Controversial snow sculpture gets cold reception


Larger Photo Here - A snow sculpture depicting a Jewish money-lender gets a cold reception from Quebec's
Jewish community at the Winter Carnival last week.

Larger Photo Here

A snow sculpture of a Jewish money-lender on display at Quebec City's winter carnival has received a cold reception from members of Quebec's Jewish community and the Canadian Jewish Congress. Although the Carnaval administration has since apologized for the sculpture, which was created by a Ukrainian team, many feel not enough was done to prevent or remedy the work's anti-semitic message.

"We are sorry. It's circumstantial, it was never our intention to shock people. The Carnaval hopes to provide snow sculptures that appeal to everyone," said Jean Pelletier, director general of the Carnaval.

"Shocked" and "disappointed" were the terms Jake Burack and his wife, Tamara Fitch, used to describe how they felt when they came across the sculpture with their children, 8 and 11, near the entrance to the Plains of Abraham two weekends ago.

"It was a caricature of an Eastern European Jew, hunched over with a hooked nose, wearing a skullcap and holding a money bag. Every cliché possible," Burack said. "Our kids could see how upset we were."

A summary in front of the sculpture explained the work was inspired by the Ukrainian folk tale Den or Vertep, which is told at Christmas time.
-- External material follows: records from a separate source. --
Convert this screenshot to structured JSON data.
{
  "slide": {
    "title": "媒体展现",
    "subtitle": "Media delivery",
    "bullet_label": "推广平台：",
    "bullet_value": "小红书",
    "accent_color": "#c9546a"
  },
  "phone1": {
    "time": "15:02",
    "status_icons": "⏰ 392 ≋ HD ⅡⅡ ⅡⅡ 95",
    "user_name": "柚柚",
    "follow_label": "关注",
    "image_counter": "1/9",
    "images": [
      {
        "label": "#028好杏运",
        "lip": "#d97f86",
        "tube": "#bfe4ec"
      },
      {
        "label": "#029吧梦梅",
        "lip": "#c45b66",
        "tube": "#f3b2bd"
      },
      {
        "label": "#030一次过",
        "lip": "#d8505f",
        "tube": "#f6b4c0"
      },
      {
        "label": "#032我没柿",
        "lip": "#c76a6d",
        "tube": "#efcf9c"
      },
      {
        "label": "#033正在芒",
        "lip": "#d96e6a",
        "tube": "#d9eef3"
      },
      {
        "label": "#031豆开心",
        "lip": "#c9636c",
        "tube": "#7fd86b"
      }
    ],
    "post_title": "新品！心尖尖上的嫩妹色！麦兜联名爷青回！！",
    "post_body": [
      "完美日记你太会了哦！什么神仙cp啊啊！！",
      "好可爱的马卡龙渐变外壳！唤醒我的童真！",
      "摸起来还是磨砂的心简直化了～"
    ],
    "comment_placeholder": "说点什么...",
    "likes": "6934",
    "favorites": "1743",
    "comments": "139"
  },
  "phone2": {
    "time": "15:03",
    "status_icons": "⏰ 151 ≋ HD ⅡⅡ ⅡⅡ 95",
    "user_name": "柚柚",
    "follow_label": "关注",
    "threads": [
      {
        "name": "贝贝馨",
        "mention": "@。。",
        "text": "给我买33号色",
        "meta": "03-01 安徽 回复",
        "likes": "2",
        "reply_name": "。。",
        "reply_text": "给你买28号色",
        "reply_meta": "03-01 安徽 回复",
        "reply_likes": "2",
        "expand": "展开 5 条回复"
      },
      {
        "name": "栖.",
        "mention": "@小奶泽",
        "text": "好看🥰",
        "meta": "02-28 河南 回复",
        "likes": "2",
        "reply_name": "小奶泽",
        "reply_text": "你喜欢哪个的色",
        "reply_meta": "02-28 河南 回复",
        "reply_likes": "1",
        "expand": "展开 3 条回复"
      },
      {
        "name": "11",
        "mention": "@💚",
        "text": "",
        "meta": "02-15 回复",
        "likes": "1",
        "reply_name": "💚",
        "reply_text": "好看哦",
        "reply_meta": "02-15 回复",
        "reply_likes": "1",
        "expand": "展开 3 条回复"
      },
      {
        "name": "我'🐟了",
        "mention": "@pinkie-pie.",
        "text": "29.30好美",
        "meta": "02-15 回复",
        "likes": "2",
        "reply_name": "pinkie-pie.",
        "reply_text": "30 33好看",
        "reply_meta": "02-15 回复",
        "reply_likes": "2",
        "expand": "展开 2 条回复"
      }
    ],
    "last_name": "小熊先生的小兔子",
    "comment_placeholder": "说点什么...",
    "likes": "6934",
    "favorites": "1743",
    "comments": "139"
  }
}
The summary explained the characters in the piece, the Tsar, the Warrior, the Jew, the Goat, and Death were divided into both "positive and negative characters."

An interpreter who was present during the building of the sculpture told the Buracks the Jewish figure "was a man who lent money at high interest." According to Burack, the interpreter did not understand why they were concerned.

The President of the Carnaval's Snow Sculpture International, Audrey Cook, also examined the work and found nothing questionable about it. "You have to be well informed about all of the little symbols and what they could signify. I looked at this sculpture from all angles before the complaint and I couldn't see any negative connotations associated with the work," Cook said last Thursday.

Some passers-by seemed undisturbed by the sculpture as well. Julien Laplante of Quebec City easily identified the Jewish figure. He said those who felt the Jewish figure was portrayed negatively were "projecting" it onto the sculpture.

Another couple who passed by and identified themselves as Polish-Canadians living in Montreal thought the sculpture was "beautiful."

Before Burack could submit his written complaint, the sculpture had been awarded two of the Carnaval's six prizes. Cook said the sculpture was awarded the prizes based "upon the aesthetic beauty and technical merit of the sculpture, not its potential symbolic significance."

When the Carnaval called to apologize to Burack by telephone last Friday, however, a spokesperson suggested the sculpture might be destroyed or its prizes taken away.

Pelletier later said the Carnaval would not take any of these actions, explaining that the prizes were given by a committee of volunteers and should therefore not be removed.

"The essential is that this will not happen again," Pelletier indicated.

Burack said he could not help but feel "very disappointed" by the Carnaval's lack of action.

"The lack of action detracts from any apology and indicates a lack of sincerity and/or understanding of the issue," Burack indicated via email.

The Canadian Jewish Congress agrees. "It's very disappointing that the organizers didn't realize this was grossly offensive," Rabbi Reuben Poupko said on behalf of the organization, adding, "The iconography is from the middle ages."

Simon Jacobs, the general director for Exhibition Shalom Quebec, an exhibition on Quebec City's Jewish heritage, was upset that such symbolism . "Something anti-semitic is going on in [Ukraine] and is acceptable to the point that they thought they could bring it here to Canada."

Olena Zakharova, the press secretary for the Ukrainian Embassy, defended the sculpture. "It was not the intention of the Ukrainian sculptors to offend anyone. Vertep is an ancient Ukrainian tradition." She suggested that whether the Jewish figure is viewed positively or negatively is "a matter of preference."

The Ukrainian team composed of sculptors Orest Dzyndra, Petro Romanyuk and Sergiy Klyapetura left Quebec City following the award ceremony and could not be contacted by the QCT. Neither the Embassy nor the Carnaval was able to reach them by press time.